おれがおろおろしていると、美奈代の後ろから助け船が出た。
「吉野が行かないんだったら、おれが代わりに行こうか?」
……違った、助け船じゃなかった。
むしろ話がややこしくなる流れだ。
声の主に注目が集まった。
「きゃぁ、サッカー部の人だ!」
「えっ、マジ? 来てくれるんですか?」
「やったぁ!」
心優と美奈代の間に割って入ったのは幸田だった。
後輩女子たちは大喜び。
でも、美奈代は露骨に顔をしかめる。
「幸田、関係無いんだから向こう行っててよ。これはソフトボール部の内輪の話なんだから」
気のせいかな?
美奈代の声にちょっとトゲがある。
さっきまで騒いでいた後輩女子たちは、一瞬で静まり返る。
「どうして? 吉野が行かないんなら人数が足りなくなるだろ。それならおれが行ってもいいじゃないか。
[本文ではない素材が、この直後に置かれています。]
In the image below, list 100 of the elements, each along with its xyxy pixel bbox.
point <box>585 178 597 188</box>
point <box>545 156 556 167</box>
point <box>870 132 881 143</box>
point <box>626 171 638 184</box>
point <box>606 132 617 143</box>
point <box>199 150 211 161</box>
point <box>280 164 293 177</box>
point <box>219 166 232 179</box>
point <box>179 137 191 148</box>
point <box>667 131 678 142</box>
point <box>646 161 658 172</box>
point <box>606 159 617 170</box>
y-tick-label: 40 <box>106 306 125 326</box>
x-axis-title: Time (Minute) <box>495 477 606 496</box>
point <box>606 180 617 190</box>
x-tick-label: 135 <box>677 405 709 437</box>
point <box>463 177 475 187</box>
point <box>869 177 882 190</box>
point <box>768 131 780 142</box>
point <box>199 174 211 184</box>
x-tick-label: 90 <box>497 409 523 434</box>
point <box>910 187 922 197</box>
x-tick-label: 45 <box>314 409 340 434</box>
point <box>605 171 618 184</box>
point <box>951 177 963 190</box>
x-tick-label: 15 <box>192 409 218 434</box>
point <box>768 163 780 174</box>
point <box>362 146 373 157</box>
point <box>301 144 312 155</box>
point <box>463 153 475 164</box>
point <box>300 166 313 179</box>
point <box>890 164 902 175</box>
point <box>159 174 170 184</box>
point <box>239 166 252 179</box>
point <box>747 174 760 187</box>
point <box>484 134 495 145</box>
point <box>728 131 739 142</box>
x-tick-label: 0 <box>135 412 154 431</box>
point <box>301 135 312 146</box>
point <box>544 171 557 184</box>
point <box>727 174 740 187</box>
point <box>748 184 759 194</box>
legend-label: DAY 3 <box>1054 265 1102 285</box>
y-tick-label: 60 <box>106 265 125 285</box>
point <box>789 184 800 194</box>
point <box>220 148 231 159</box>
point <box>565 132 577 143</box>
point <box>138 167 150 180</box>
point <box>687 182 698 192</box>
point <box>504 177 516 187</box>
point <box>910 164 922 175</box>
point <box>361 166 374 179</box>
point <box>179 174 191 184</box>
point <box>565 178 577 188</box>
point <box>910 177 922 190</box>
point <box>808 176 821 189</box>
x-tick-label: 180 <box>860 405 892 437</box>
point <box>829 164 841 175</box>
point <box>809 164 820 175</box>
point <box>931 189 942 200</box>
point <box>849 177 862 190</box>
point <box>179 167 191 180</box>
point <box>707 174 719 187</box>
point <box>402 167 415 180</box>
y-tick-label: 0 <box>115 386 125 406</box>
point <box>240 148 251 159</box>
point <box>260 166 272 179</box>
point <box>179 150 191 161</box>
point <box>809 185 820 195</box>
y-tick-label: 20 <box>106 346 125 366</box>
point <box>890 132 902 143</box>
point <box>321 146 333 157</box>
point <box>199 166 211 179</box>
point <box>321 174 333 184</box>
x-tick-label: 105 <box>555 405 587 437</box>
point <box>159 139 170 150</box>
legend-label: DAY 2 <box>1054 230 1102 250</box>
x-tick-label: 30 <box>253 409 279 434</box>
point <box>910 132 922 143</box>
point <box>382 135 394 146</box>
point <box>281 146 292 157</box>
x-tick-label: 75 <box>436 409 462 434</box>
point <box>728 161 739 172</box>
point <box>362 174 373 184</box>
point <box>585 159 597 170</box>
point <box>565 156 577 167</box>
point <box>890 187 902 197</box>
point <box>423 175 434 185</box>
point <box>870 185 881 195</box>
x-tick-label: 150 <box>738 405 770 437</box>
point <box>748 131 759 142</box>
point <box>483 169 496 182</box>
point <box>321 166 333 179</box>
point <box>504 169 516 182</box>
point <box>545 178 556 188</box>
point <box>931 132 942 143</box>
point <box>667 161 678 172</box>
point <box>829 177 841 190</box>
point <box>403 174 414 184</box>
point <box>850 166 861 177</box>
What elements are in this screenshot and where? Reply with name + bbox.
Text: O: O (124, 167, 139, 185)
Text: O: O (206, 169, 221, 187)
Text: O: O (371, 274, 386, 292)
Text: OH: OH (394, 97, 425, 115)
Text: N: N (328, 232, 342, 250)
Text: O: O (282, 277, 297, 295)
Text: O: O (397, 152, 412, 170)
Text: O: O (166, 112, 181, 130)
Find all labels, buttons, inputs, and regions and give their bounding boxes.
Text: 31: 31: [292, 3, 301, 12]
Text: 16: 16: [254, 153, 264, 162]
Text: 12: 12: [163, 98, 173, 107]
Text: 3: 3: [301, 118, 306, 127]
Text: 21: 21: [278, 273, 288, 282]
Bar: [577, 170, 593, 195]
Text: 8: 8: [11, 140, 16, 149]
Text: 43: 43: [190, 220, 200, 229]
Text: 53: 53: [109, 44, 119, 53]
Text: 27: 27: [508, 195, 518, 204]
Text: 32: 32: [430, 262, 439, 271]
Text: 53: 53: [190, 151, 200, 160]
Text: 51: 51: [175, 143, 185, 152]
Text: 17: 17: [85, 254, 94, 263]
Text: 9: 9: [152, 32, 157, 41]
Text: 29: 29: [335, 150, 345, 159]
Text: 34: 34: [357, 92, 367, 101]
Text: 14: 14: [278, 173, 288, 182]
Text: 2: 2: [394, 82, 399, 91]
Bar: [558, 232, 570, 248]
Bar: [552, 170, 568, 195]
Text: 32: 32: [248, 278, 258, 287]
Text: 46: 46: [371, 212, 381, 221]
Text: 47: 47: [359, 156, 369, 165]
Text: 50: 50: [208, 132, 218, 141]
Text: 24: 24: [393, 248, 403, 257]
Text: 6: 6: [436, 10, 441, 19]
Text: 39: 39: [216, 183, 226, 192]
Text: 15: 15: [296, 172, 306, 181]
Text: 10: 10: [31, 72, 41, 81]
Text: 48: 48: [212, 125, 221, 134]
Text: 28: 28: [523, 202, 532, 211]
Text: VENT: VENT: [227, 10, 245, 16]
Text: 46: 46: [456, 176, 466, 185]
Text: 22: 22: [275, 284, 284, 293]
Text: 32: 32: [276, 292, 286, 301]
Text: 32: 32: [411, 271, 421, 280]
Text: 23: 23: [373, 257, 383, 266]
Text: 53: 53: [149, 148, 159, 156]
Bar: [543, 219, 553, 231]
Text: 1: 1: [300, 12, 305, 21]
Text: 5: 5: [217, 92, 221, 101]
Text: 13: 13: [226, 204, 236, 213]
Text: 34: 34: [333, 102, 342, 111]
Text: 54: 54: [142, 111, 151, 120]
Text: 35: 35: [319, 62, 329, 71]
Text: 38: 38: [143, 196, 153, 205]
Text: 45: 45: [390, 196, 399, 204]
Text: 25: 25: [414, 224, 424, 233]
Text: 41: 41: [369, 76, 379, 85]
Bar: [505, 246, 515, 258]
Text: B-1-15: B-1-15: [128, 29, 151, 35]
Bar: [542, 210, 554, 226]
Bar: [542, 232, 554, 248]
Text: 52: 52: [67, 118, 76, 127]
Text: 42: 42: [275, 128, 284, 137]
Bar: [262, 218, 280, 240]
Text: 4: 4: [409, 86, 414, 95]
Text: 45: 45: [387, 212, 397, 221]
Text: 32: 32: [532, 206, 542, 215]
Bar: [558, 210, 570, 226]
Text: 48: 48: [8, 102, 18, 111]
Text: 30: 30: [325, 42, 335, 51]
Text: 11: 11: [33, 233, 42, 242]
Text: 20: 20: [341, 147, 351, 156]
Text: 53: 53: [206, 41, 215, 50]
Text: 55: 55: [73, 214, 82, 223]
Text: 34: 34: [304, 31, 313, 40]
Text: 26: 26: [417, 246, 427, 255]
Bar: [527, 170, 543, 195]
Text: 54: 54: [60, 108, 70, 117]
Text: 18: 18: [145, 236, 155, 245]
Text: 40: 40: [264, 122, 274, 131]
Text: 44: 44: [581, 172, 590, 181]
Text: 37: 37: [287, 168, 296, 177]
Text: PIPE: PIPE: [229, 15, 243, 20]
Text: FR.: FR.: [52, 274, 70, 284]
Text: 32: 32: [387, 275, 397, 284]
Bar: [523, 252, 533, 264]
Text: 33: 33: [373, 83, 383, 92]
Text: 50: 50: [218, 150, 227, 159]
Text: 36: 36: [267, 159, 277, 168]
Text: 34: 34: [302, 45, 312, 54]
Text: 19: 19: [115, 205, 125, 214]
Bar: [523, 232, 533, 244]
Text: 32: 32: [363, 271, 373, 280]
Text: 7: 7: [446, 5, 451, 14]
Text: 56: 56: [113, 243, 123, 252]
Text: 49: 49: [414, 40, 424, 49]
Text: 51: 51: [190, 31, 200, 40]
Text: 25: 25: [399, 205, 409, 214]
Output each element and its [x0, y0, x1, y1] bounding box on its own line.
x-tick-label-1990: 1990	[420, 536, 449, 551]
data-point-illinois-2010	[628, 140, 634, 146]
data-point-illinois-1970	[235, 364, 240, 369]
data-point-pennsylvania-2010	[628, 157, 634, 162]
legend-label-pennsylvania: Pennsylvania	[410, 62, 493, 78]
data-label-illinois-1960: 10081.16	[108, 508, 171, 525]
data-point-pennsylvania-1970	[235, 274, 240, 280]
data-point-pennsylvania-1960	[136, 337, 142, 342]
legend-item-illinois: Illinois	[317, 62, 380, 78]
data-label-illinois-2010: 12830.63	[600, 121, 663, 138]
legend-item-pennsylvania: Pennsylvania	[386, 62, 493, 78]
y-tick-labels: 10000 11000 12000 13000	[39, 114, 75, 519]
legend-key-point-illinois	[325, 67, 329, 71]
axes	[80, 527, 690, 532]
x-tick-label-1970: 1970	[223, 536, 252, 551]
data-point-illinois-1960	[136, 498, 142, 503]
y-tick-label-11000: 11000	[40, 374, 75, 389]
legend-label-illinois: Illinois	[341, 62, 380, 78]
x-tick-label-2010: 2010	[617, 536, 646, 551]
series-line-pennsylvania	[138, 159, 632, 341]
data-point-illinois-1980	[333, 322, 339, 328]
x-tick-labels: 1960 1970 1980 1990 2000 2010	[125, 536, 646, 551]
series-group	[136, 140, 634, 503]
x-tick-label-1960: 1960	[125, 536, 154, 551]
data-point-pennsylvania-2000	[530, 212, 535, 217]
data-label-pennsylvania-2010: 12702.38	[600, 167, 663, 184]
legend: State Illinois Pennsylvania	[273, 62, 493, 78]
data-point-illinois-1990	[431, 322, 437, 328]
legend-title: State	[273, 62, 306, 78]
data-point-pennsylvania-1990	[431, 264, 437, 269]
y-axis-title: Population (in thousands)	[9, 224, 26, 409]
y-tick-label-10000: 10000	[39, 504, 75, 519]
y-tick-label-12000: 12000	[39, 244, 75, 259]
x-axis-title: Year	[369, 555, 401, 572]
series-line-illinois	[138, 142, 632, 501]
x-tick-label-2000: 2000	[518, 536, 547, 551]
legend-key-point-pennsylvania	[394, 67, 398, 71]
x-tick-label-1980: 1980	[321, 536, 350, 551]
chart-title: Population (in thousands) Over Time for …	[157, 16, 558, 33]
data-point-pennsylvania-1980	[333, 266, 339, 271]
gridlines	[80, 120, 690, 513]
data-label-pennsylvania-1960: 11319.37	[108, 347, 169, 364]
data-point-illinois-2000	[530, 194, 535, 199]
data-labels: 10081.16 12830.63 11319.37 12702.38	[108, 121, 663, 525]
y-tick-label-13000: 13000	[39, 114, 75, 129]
なぁ、吉野」
「えっ、あの」
おれはこういう高圧的な相手は苦手だ。
しどろもどろになっていると、美奈代が鋭い視線を向けてきた。
「旦那ぁ、心優が指名したのはあんたなんだよ」
ぐっと近づいた美奈代が、そっと耳打ちする。
「心優に恥かかせるつもり?」
その言葉にハッとして心優を見る。
心優はおれの前で、両手でスカートの裾をぎゅっと握りしめ、俯いていた。
「あの…… スクール水着でもよければ……」
「よし、決まり!」
美奈代が胸の前でパン、と手を叩いた。
「これでメンバー揃いましたね、先輩!」
小柄なおさげの後輩が、メンバー募集の終了を宣言する。
「じゃあ、もうすぐホームルームだから解散!」
美奈代の号令で、後輩女子たちは次々と廊下へ消えていった。
席に戻っていく幸田は、あからさまに機嫌が悪い。
一方で、心優はおれの前に立ったまま、ふわりと微笑んだ。
「たっくん」
こんなに嬉しそうにしてくれるなら、行くことにしてよかった。
微笑んで頷くと、心優はそっとおれの耳元に口を寄せてささやいた。
「予定、入ってないんだったら迷ってないで、すぐに『行く』って言ってよ。後輩の前で恥ずかしい思いしたじゃない。あと、スクール水着はありえないから」
……違った、心優はすごく怒ってた。